OH I'M SOOOOO JEALOUS!

I grew up partially in Berlin, and I get so homesick!  I think people have mentioned the best places.  If you are in Potsdam and you might fancy a boat trip on the Havel lake or a walk along it's edge - when the wall was up that area was the only real bit of countryside the west-Berliners could get to.  There is an island in the middle called Pfaueninsel with a fairy-tale fake castle on it which is lovely to visit (regular ferry across). Potsdam, on the other hand, was over the border, but I've been since, and you'll have a great time wandering round there.  Also there is a brewery in Spandau that is worth a visit if you want a traditional german meal (and like beer!)
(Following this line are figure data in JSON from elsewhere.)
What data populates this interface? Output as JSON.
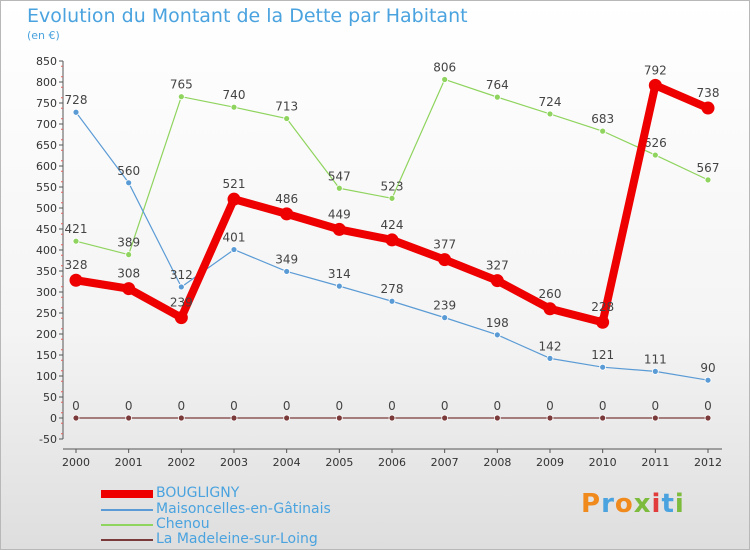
{
  "title": "Evolution du Montant de la Dette par Habitant",
  "subtitle": "(en €)",
  "brand": {
    "text": "Proxiti",
    "colors": [
      "#f08a1c",
      "#4aa3df",
      "#f08a1c",
      "#7dbb3c",
      "#e23b3b",
      "#4aa3df",
      "#7dbb3c"
    ]
  },
  "chart_data": {
    "type": "line",
    "x": [
      "2000",
      "2001",
      "2002",
      "2003",
      "2004",
      "2005",
      "2006",
      "2007",
      "2008",
      "2009",
      "2010",
      "2011",
      "2012"
    ],
    "ylim": [
      -50,
      850
    ],
    "ytick_step": 50,
    "grid": false,
    "legend_position": "bottom-left",
    "series": [
      {
        "name": "Chenou",
        "color": "#8fd45e",
        "values": [
          421,
          389,
          765,
          740,
          713,
          547,
          523,
          806,
          764,
          724,
          683,
          626,
          567
        ]
      },
      {
        "name": "Maisoncelles-en-Gâtinais",
        "color": "#5b9bd5",
        "values": [
          728,
          560,
          312,
          401,
          349,
          314,
          278,
          239,
          198,
          142,
          121,
          111,
          90
        ]
      },
      {
        "name": "La Madeleine-sur-Loing",
        "color": "#7b3a3a",
        "values": [
          0,
          0,
          0,
          0,
          0,
          0,
          0,
          0,
          0,
          0,
          0,
          0,
          0
        ]
      },
      {
        "name": "BOUGLIGNY",
        "color": "#ee0000",
        "values": [
          328,
          308,
          239,
          521,
          486,
          449,
          424,
          377,
          327,
          260,
          228,
          792,
          738
        ]
      }
    ]
  },
  "legend": [
    {
      "label": "BOUGLIGNY",
      "color": "#ee0000"
    },
    {
      "label": "Maisoncelles-en-Gâtinais",
      "color": "#5b9bd5"
    },
    {
      "label": "Chenou",
      "color": "#8fd45e"
    },
    {
      "label": "La Madeleine-sur-Loing",
      "color": "#7b3a3a"
    }
  ]
}
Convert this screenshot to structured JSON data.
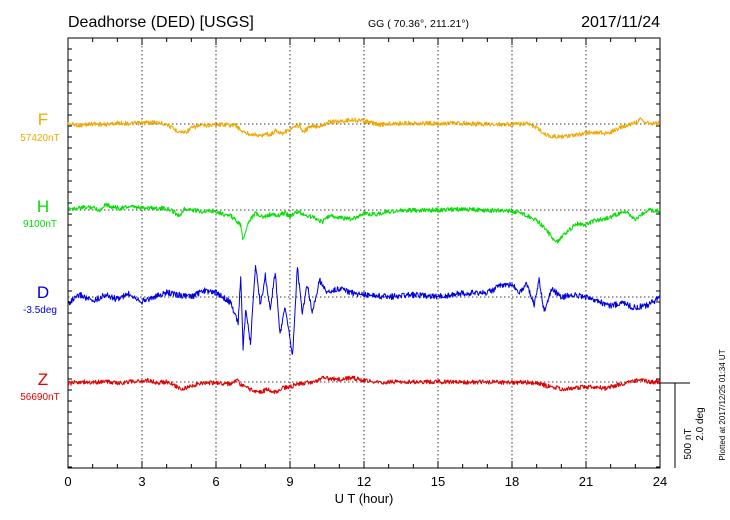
{
  "header": {
    "station": "Deadhorse (DED)  [USGS]",
    "coords": "GG ( 70.36°, 211.21°)",
    "date": "2017/11/24"
  },
  "side_note": "Plotted at 2017/12/25 01:34  UT",
  "colors": {
    "F": "#f0a800",
    "H": "#00e000",
    "D": "#0000e0",
    "Z": "#e00000"
  },
  "chart_data": {
    "type": "line",
    "title": "Deadhorse (DED)  [USGS]",
    "xlabel": "U T (hour)",
    "xlim": [
      0,
      24
    ],
    "x_ticks": [
      "0",
      "3",
      "6",
      "9",
      "12",
      "15",
      "18",
      "21",
      "24"
    ],
    "grid": true,
    "scale": {
      "nT": "500 nT",
      "deg": "2.0 deg",
      "nT_per_scale_bar": 500,
      "deg_per_scale_bar": 2.0
    },
    "series": [
      {
        "name": "F",
        "baseline": "57420nT",
        "color": "#f0a800",
        "points": [
          [
            0,
            1
          ],
          [
            0.5,
            -8
          ],
          [
            1,
            2
          ],
          [
            1.5,
            -4
          ],
          [
            2,
            6
          ],
          [
            2.5,
            3
          ],
          [
            3,
            6
          ],
          [
            3.5,
            10
          ],
          [
            4,
            0
          ],
          [
            4.3,
            -32
          ],
          [
            4.6,
            -48
          ],
          [
            4.8,
            -45
          ],
          [
            5,
            -25
          ],
          [
            5.3,
            -10
          ],
          [
            5.7,
            -8
          ],
          [
            6,
            -2
          ],
          [
            6.4,
            -4
          ],
          [
            6.8,
            -8
          ],
          [
            7.0,
            -35
          ],
          [
            7.2,
            -55
          ],
          [
            7.5,
            -58
          ],
          [
            7.8,
            -72
          ],
          [
            8.0,
            -55
          ],
          [
            8.2,
            -65
          ],
          [
            8.4,
            -40
          ],
          [
            8.7,
            -52
          ],
          [
            8.9,
            -38
          ],
          [
            9.2,
            -20
          ],
          [
            9.4,
            -5
          ],
          [
            9.5,
            -48
          ],
          [
            9.8,
            -18
          ],
          [
            10.2,
            -12
          ],
          [
            10.6,
            12
          ],
          [
            11.0,
            15
          ],
          [
            11.5,
            25
          ],
          [
            12.0,
            18
          ],
          [
            12.3,
            8
          ],
          [
            12.6,
            -5
          ],
          [
            13,
            1
          ],
          [
            14,
            5
          ],
          [
            15,
            3
          ],
          [
            16,
            3
          ],
          [
            17,
            -1
          ],
          [
            18,
            -2
          ],
          [
            18.6,
            0
          ],
          [
            19.0,
            -20
          ],
          [
            19.3,
            -58
          ],
          [
            19.6,
            -72
          ],
          [
            20.0,
            -75
          ],
          [
            20.5,
            -70
          ],
          [
            21.0,
            -52
          ],
          [
            21.5,
            -48
          ],
          [
            21.8,
            -58
          ],
          [
            22.0,
            -48
          ],
          [
            22.3,
            -28
          ],
          [
            22.6,
            -12
          ],
          [
            23.0,
            10
          ],
          [
            23.2,
            25
          ],
          [
            23.5,
            5
          ],
          [
            24,
            5
          ]
        ]
      },
      {
        "name": "H",
        "baseline": "9100nT",
        "color": "#00e000",
        "points": [
          [
            0,
            8
          ],
          [
            0.5,
            12
          ],
          [
            1,
            18
          ],
          [
            1.3,
            -3
          ],
          [
            1.5,
            35
          ],
          [
            1.8,
            18
          ],
          [
            2.1,
            10
          ],
          [
            2.5,
            20
          ],
          [
            2.9,
            12
          ],
          [
            3.3,
            15
          ],
          [
            3.6,
            10
          ],
          [
            4.0,
            8
          ],
          [
            4.3,
            -10
          ],
          [
            4.5,
            -35
          ],
          [
            4.7,
            5
          ],
          [
            5.0,
            0
          ],
          [
            5.4,
            -8
          ],
          [
            5.7,
            -5
          ],
          [
            6.0,
            -5
          ],
          [
            6.3,
            -25
          ],
          [
            6.6,
            -35
          ],
          [
            6.8,
            -60
          ],
          [
            7.0,
            -90
          ],
          [
            7.1,
            -180
          ],
          [
            7.3,
            -70
          ],
          [
            7.6,
            -20
          ],
          [
            7.9,
            -45
          ],
          [
            8.2,
            -25
          ],
          [
            8.5,
            -35
          ],
          [
            8.8,
            -15
          ],
          [
            9.0,
            -40
          ],
          [
            9.3,
            -10
          ],
          [
            9.6,
            -30
          ],
          [
            10.0,
            -45
          ],
          [
            10.3,
            -70
          ],
          [
            10.6,
            -35
          ],
          [
            11.0,
            -45
          ],
          [
            11.5,
            -55
          ],
          [
            12.0,
            -20
          ],
          [
            12.5,
            -25
          ],
          [
            13,
            -8
          ],
          [
            14,
            -2
          ],
          [
            15,
            0
          ],
          [
            16,
            5
          ],
          [
            17,
            -2
          ],
          [
            18,
            -5
          ],
          [
            18.5,
            -25
          ],
          [
            19.0,
            -60
          ],
          [
            19.3,
            -100
          ],
          [
            19.5,
            -140
          ],
          [
            19.8,
            -190
          ],
          [
            20.0,
            -160
          ],
          [
            20.3,
            -120
          ],
          [
            20.6,
            -80
          ],
          [
            21.0,
            -85
          ],
          [
            21.4,
            -60
          ],
          [
            21.8,
            -50
          ],
          [
            22.2,
            -30
          ],
          [
            22.6,
            -10
          ],
          [
            23.0,
            -60
          ],
          [
            23.3,
            -20
          ],
          [
            23.6,
            0
          ],
          [
            24,
            -5
          ]
        ]
      },
      {
        "name": "D",
        "baseline": "-3.5deg",
        "color": "#0000e0",
        "points": [
          [
            0,
            -0.15
          ],
          [
            0.5,
            0.05
          ],
          [
            1,
            -0.1
          ],
          [
            1.5,
            0.05
          ],
          [
            2,
            -0.05
          ],
          [
            2.5,
            0.08
          ],
          [
            3,
            -0.1
          ],
          [
            3.5,
            0.0
          ],
          [
            4,
            0.1
          ],
          [
            4.5,
            0.05
          ],
          [
            5,
            0.0
          ],
          [
            5.5,
            0.15
          ],
          [
            6,
            0.1
          ],
          [
            6.3,
            0.0
          ],
          [
            6.6,
            -0.15
          ],
          [
            6.9,
            -0.6
          ],
          [
            7.0,
            0.5
          ],
          [
            7.1,
            -1.2
          ],
          [
            7.2,
            -0.3
          ],
          [
            7.4,
            -1.1
          ],
          [
            7.6,
            0.8
          ],
          [
            7.8,
            -0.2
          ],
          [
            8.0,
            0.5
          ],
          [
            8.2,
            -0.3
          ],
          [
            8.4,
            0.6
          ],
          [
            8.6,
            -0.9
          ],
          [
            8.8,
            -0.2
          ],
          [
            9.0,
            -1.0
          ],
          [
            9.1,
            -1.4
          ],
          [
            9.3,
            0.7
          ],
          [
            9.5,
            -0.4
          ],
          [
            9.7,
            0.3
          ],
          [
            9.9,
            -0.4
          ],
          [
            10.2,
            0.4
          ],
          [
            10.5,
            0.1
          ],
          [
            11.0,
            0.2
          ],
          [
            11.5,
            0.1
          ],
          [
            12,
            0.05
          ],
          [
            13,
            0.0
          ],
          [
            14,
            0.05
          ],
          [
            15,
            0.0
          ],
          [
            16,
            0.1
          ],
          [
            17,
            0.1
          ],
          [
            17.5,
            0.25
          ],
          [
            18,
            0.3
          ],
          [
            18.3,
            0.1
          ],
          [
            18.6,
            0.3
          ],
          [
            18.9,
            -0.2
          ],
          [
            19.1,
            0.4
          ],
          [
            19.3,
            -0.35
          ],
          [
            19.6,
            0.2
          ],
          [
            20,
            0.0
          ],
          [
            20.5,
            0.05
          ],
          [
            21,
            0.0
          ],
          [
            21.5,
            -0.1
          ],
          [
            22,
            -0.2
          ],
          [
            22.5,
            -0.15
          ],
          [
            23,
            -0.25
          ],
          [
            23.5,
            -0.2
          ],
          [
            24,
            0.0
          ]
        ]
      },
      {
        "name": "Z",
        "baseline": "56690nT",
        "color": "#e00000",
        "points": [
          [
            0,
            -10
          ],
          [
            0.5,
            2
          ],
          [
            1,
            -5
          ],
          [
            1.5,
            4
          ],
          [
            2,
            -8
          ],
          [
            2.5,
            2
          ],
          [
            3,
            5
          ],
          [
            3.3,
            10
          ],
          [
            3.6,
            -5
          ],
          [
            4,
            2
          ],
          [
            4.3,
            -20
          ],
          [
            4.6,
            -40
          ],
          [
            4.8,
            -35
          ],
          [
            5.2,
            -15
          ],
          [
            5.6,
            -5
          ],
          [
            6.0,
            -4
          ],
          [
            6.3,
            -8
          ],
          [
            6.6,
            -10
          ],
          [
            6.9,
            10
          ],
          [
            7.0,
            -20
          ],
          [
            7.2,
            -30
          ],
          [
            7.5,
            -50
          ],
          [
            7.8,
            -60
          ],
          [
            8.1,
            -42
          ],
          [
            8.4,
            -60
          ],
          [
            8.7,
            -35
          ],
          [
            9.0,
            -28
          ],
          [
            9.3,
            -15
          ],
          [
            9.6,
            -5
          ],
          [
            10.0,
            -2
          ],
          [
            10.3,
            25
          ],
          [
            10.6,
            20
          ],
          [
            11.0,
            15
          ],
          [
            11.5,
            25
          ],
          [
            12.0,
            10
          ],
          [
            12.5,
            -2
          ],
          [
            13,
            0
          ],
          [
            14,
            0
          ],
          [
            15,
            0
          ],
          [
            16,
            0
          ],
          [
            17,
            0
          ],
          [
            18,
            -3
          ],
          [
            18.6,
            -3
          ],
          [
            19.0,
            -5
          ],
          [
            19.3,
            -20
          ],
          [
            19.6,
            -30
          ],
          [
            20.0,
            -40
          ],
          [
            20.5,
            -35
          ],
          [
            21.0,
            -30
          ],
          [
            21.5,
            -30
          ],
          [
            21.8,
            -38
          ],
          [
            22.2,
            -20
          ],
          [
            22.6,
            -8
          ],
          [
            23.0,
            5
          ],
          [
            23.2,
            15
          ],
          [
            23.5,
            0
          ],
          [
            24,
            0
          ]
        ]
      }
    ]
  }
}
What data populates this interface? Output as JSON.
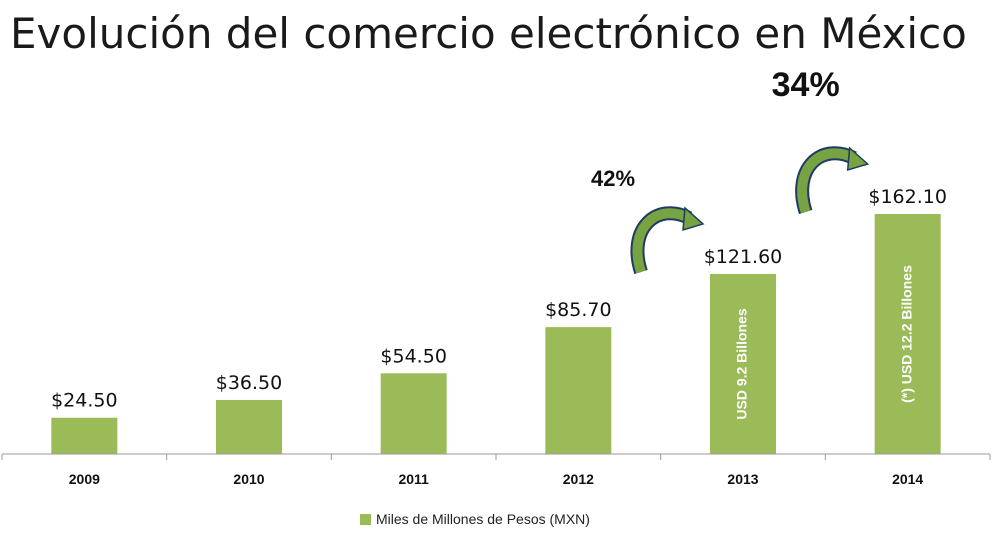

The Pergamon museum is fantastic, as is the Altes Museum.  I think you can get a joint museum card for a whole week that lets you in to everywhere and is really good value if you like that sort of thing.  Charlottenburg Palace also - and has lovely gardens.  The Fernsehturm on  Alexanderplatz is a must - have a drink in the revolving restaurant - very James Bond glamour!!

ENJOY!

Joanna X


----------



## irisheyes (Feb 2, 2005)

Thanx Joanna- The Fairy tale castle sounds lovely. Better make sure i dont drink too much at the revolving restaurant!!


----------